Reads a dataset to be used for training
Note: The child file of each member overrides this function to read dataset
according to their data format.
Args:
input_file: Filepath with list of files to be read
Returns:
(optional):Data from file
"""
pass
@abc.abstractmethod
def data_preprocess(self,input_data, *args, **kwargs):
"""
(Optional): For members who do not need preprocessing. example: .pkl files
A common function for a set of data cleaning techniques such as lemmatization, count vectorizer and so forth.
Args:
input_data: Raw data to tokenize
Returns:
Formatted data for further use.
"""
pass
@abc.abstractmethod
def tokenize(self, input_data ,ngram_size=None, *args, **kwargs):
"""
Tokenizes dataset using Stanford Core NLP(Server/API)
Args:
input_data: str or [str] : data to tokenize
ngram_size: mention the size of the token combinations, default to None
Returns:
tokenized version of data
"""
pass
@abc.abstractmethod
def train(self, train_data, *args, **kwargs):
"""
Trains a model on the given training data
Note: The child file of each member overrides this function to train data
according to their algorithm.
Args:
train_data: post-processed data to be trained.
Returns:
(Optional) : trained model in applicable formats.
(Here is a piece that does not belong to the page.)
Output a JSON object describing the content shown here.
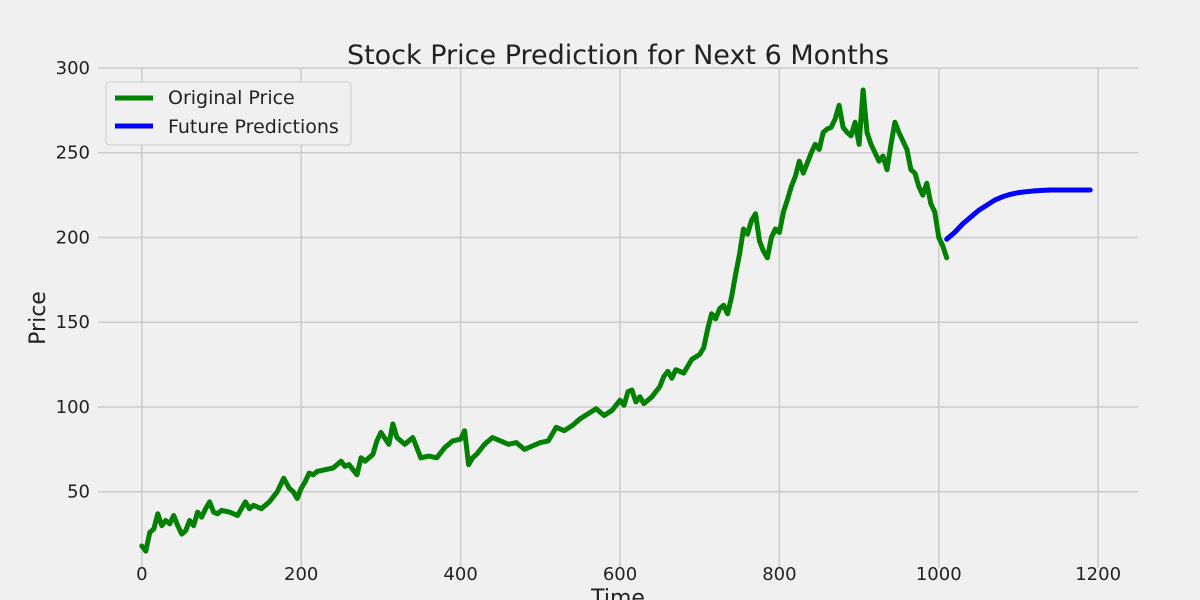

None: if the model is stored internally.
"""
pass
@abc.abstractmethod
def predict(self, test_data, entity_1 = None, entity_2= None, trained_model = None, *args, **kwargs):
"""
Predict on the trained model using test data
Args:
entity_1, entity_2: for some models, given an entity, give the relation most suitable
test_data: test the model and predict the result.
trained_model: the trained model from the method - def train().
None if store trained model internally.
Returns:
probablities: which relation is more probable given entity1, entity2
or
relation: [tuple], list of tuples. (Eg - Entity 1, Relation, Entity 2) or in other format
"""
pass
@abc.abstractmethod
def evaluate(self, input_data, trained_model = None, *args, **kwargs):
"""
Evaluates the result based on the benchmark dataset and the evauation metrics [Precision,Recall,F1, or others...]
Args:
input_data: benchmark dataset/evaluation data
trained_model: trained model or None if stored internally
Returns:
performance metrics: tuple with (p,r,f1) or similar...
"""
pass
@abc.abstractmethod
def save_model(self, file):
"""
:param file: Where to save the model - Optional function
:return:
"""
pass
@abc.abstractmethod
def load_model(self, file):
"""
:param file: From where to load the model - Optional function
:return:
"""
pass
Please refer to online
directory, it does the same thing which you are looking for.